Não há bom pai, é a regra; que não se faça disso agravo aos homens, mas ao laço de paternidade que apodreceu. Fazer filhos, não há coisa melhor; tê-los, que iniquidade! Houvesse vivido, meu pai ter-se-ia deitado sobre mim a todo o comprimento e ter-me-ia esmagado. Por sorte, morreu jovem(...); deixei atrás de mim um jovem morto que não teve tempo de ser meu pai e que bem poderia ser, hoje, meu filho. Foi um mal? Um bem? Não sei; mas subscrevo de bom grado o veredicto de um eminente psicanalista: não tenho Superego.

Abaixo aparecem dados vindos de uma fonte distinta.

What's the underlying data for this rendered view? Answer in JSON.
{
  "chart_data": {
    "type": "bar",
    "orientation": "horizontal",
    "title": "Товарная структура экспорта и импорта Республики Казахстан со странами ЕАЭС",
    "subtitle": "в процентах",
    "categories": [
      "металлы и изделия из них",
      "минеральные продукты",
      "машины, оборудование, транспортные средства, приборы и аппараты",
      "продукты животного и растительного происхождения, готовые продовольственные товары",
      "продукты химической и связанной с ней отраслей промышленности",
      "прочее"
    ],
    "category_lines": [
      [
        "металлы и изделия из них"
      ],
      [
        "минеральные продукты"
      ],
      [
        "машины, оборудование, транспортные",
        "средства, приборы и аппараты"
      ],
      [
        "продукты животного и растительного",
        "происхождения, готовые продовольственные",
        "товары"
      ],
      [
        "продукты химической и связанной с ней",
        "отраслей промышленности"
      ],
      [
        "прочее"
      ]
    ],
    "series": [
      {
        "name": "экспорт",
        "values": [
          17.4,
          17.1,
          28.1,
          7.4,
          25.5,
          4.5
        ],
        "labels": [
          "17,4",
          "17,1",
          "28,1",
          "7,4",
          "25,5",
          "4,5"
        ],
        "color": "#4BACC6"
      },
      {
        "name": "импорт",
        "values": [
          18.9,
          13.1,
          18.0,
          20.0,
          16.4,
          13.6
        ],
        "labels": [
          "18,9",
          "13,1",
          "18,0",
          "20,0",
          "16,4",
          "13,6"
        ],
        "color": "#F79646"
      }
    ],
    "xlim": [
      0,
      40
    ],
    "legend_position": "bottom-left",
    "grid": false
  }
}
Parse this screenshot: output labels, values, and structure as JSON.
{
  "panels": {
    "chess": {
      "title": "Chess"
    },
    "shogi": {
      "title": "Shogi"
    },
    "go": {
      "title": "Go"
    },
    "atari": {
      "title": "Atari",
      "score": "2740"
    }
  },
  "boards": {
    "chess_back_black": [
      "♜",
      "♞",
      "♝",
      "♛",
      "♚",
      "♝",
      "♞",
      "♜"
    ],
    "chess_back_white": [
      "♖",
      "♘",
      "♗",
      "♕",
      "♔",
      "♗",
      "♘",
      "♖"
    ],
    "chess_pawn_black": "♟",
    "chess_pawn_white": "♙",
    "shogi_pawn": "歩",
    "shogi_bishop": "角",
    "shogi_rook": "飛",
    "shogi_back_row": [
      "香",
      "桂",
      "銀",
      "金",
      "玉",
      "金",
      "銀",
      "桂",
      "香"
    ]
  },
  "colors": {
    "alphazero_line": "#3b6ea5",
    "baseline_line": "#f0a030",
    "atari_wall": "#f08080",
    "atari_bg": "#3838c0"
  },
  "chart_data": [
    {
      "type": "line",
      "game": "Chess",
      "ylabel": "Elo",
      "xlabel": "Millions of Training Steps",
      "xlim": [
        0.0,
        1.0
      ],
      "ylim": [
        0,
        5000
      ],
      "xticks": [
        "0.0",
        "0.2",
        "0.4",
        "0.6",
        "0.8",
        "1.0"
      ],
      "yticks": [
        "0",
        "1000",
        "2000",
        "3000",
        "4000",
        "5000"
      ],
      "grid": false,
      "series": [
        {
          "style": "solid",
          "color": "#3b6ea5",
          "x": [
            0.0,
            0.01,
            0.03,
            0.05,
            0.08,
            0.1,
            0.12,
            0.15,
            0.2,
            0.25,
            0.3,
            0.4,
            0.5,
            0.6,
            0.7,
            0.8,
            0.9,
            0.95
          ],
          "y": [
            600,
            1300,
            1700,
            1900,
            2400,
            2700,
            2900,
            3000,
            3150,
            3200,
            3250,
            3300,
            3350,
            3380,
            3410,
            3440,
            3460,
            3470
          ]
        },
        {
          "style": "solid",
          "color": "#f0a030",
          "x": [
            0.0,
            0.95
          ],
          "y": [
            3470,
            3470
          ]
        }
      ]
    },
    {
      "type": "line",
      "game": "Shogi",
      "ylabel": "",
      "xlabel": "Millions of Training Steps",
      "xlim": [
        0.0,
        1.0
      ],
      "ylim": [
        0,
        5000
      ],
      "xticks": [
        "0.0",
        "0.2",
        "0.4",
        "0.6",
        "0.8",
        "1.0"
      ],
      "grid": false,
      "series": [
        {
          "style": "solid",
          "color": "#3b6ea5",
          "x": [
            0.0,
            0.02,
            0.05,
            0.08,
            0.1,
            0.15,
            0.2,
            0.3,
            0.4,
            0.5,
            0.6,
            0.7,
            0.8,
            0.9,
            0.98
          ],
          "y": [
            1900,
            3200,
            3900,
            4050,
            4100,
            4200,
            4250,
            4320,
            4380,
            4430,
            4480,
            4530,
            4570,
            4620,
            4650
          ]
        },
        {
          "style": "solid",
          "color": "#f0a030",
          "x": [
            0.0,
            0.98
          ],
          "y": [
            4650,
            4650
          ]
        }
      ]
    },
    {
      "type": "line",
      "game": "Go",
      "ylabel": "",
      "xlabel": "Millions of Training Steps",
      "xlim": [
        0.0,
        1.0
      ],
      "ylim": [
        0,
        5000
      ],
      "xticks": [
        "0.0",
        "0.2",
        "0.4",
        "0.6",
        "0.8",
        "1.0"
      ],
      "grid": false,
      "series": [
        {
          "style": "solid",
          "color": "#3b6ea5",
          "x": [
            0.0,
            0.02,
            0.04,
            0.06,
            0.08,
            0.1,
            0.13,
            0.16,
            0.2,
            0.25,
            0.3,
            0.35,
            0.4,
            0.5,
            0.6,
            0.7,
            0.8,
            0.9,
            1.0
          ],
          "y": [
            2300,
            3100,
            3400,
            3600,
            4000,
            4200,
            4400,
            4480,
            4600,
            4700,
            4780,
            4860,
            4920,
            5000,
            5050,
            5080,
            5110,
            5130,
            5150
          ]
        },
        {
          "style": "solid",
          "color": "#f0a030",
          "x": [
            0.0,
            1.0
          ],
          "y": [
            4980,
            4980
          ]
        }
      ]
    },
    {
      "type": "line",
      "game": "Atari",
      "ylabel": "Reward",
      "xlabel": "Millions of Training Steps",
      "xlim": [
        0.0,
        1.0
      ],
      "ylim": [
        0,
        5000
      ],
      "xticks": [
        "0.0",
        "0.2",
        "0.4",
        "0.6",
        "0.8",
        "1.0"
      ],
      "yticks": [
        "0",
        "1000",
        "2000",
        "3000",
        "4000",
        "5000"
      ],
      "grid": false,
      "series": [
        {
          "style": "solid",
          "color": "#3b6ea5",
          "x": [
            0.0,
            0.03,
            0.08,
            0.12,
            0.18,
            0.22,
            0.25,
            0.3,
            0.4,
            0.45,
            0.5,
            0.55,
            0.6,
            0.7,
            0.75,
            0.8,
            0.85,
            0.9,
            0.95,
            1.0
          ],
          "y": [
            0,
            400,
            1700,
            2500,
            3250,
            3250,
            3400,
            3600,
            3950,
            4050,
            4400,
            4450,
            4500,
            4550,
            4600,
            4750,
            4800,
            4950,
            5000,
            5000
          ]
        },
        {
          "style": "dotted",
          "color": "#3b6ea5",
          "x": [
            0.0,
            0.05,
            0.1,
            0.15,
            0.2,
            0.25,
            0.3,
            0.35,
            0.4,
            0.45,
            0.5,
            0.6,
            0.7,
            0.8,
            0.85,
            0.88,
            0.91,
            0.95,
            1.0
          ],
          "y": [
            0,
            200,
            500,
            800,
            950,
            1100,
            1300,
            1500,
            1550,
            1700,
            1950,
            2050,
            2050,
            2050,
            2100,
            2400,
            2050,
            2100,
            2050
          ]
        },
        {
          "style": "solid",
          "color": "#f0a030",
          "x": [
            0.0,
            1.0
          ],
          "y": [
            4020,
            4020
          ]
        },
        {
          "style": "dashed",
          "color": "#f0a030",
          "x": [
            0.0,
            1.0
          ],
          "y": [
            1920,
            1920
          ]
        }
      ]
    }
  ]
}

(...) Meu pai tivera a gentileza de morrer erradamente: minha avó repetia que ele se furtara às suas obrigações; meu avô, justamente orgulhoso da longevidade Schweitzer, não admitia que alguém desaparecesse aos trinta anos; à luz desse óbito suspeito, acabou por duvidar que o genro tivesse alguma vez existido e, por fim, esqueceu-o. Nem precisei sequer de o esquecer: despedindo-se à francesa, Jean-Baptiste recusara-me o prazer de o conhecer. Ainda hoje me espanto do pouco que sei a seu respeito(...) Mas em relação a esse homem, ninguém, na minha família, soube tornar-me curioso.(...) Mais do que filho de um morto, deram-me a entender que eu era filho do milagre. Daí provém, sem dúvida alguma, a minha incrível leviandade. Não sou um chefe, nem aspiro a sê-lo. Comandar e obedecer dão no mesmo. O mais autoritário comanda em nome de outro, de um parasita sagrado - seu pai -, e transmite as abstractas violências de que padece. Nunca na minha vida dei ordens sem rir, sem fazer rir; é que não estou roído pelo cancro do poder; não me ensinaram a obediência.
A quem obedeceria eu? Mostram-me uma jovem gigante e dizem-me que é a minha mãe(...): Amo-a: mas como havia de a respeitar, se ninguém a respeita?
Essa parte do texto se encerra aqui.